Brent steadies after hitting five-month low

But prices head for worst week since December as bleak US data dims demand outlook

Brent crude rose slipped 2 cents to $106.32 a barrel by 0654 GMT, off an earlier high of $106.65. Photograph: Jin Lee/Bloomberg

Brent crude rose slipped 2 cents to $106.32 a barrel by 0654 GMT, off an earlier high of $106.65. Photograph: Jin Lee/Bloomberg


Brent steadied above $106 per barrel today after hitting a five-month low in the prior session, but prices were headed for their worst week since December as bleak US data and bulging inventories dimmed the outlook for demand.
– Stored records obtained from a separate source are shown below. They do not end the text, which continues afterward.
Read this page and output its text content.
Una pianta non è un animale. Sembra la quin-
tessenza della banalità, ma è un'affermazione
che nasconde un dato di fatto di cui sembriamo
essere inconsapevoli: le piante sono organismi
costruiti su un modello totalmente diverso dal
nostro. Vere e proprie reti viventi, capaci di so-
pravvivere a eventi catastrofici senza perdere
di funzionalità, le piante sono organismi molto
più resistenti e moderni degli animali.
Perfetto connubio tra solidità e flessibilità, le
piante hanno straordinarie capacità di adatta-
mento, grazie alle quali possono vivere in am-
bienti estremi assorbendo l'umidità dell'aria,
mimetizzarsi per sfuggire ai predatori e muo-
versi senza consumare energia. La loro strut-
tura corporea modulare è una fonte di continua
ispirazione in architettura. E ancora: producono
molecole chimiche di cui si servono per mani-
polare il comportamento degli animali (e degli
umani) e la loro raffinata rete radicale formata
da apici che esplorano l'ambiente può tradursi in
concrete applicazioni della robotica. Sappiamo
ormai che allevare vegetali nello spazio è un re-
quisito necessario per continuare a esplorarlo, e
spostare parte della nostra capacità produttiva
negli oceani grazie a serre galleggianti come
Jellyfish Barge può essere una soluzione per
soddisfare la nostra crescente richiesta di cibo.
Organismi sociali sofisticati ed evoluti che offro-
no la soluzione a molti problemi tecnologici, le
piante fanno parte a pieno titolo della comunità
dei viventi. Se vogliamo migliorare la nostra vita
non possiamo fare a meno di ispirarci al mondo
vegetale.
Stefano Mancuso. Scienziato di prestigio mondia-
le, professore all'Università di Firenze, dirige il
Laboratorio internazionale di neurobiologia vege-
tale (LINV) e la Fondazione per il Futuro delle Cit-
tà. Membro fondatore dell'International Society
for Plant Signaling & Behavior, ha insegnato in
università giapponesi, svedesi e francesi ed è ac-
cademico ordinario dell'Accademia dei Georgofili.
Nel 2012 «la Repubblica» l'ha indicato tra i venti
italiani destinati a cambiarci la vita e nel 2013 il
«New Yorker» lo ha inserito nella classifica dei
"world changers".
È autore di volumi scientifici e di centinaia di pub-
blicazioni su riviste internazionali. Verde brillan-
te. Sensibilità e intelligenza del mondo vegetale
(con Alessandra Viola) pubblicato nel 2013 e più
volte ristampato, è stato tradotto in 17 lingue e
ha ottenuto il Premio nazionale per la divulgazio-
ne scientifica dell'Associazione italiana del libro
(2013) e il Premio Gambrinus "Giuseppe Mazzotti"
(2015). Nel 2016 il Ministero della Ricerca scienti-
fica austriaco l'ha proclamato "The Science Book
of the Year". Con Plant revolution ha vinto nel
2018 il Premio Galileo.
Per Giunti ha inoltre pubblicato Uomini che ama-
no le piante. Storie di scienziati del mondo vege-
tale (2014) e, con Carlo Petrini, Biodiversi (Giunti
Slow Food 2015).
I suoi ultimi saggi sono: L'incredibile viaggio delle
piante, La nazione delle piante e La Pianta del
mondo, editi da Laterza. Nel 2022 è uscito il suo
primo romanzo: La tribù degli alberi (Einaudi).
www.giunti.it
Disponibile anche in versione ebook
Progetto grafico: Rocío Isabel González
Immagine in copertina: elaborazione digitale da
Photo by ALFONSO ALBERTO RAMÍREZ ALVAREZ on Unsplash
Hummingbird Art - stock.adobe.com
Data from top oil consumer the United States has been dull all week long, with weaker-than-expected growth in manufacturing activity, disappointing private sector hiring and higher jobless claims. A surge in US crude inventories to the highest since 1990 has further pressured prices.

"Commodity markets are telling us the real story, and that is there is simply no demand out there," said Jonathan Barratt, chief executive of Sydney-based commodity research firm Barratt's Bulletin. "There has been no real substance to the stimulus, because the level of economic activity is clearly reflected in the data we've seen coming through all this week."

Brent crude rose slipped 2 cents to $106.32 a barrel by 0654 GMT, off an earlier high of $106.65. It dropped to a five-month low of $105.29 yesterday and is set for a weekly loss of more than 3 per cent.

US crude edged down 22 cents to $93.04 a barrel, off a two-week low of $92.12 hit in the prior session but down about a little over 4 per cent for the week - its largest weekly fall since September.

"The selling yesterday was justified," said Victor Shum, oil consultant at IHS in Singapore. "Oil futures are overbought, or are still overbought given the overall economic picture."

Even an aggressive move by the Bank of Japan to pump more than $1.4 trillion into the economy in less than two years failed to lift investor confidence.

"That initial euphoria from the start of the year is gone, and investors are now risk off and rightly so, the BOJ stimulus is aggressive but what does that really mean, in terms of real economic activity?" Mr Barratt said.

"What we'll be watching for today is the unemployment numbers tonight," he said, referring to the key US nonfarm payrolls data.

A Reuters poll predicted a 200,000 increase in US jobs last month, down from 236,000 in February, but still well above the monthly normal average in recent years.

Investors are also keeping an eye on escalating tensions on the Korean peninsula and a standoff between Iran and the West over Tehran's disputed nuclear program.

World powers meeting later today in the Kazakh city of Almaty will urge Iran to accept their offer to ease some economic sanctions if it ceases its most sensitive nuclear work.

Although there is little chance of a breakthrough, the six powers, the United States, Russia, China, France, Britain and Germany, will be mindful of Israel's impatience with the current diplomatic efforts.

Investors are also increasingly wary of North Korean risks since the North decided to ban entry to workers from the South to their joint industrial complex, and Washington made military moves and remarks showing that it takes Pyongyang's threats to attack the United States seriously.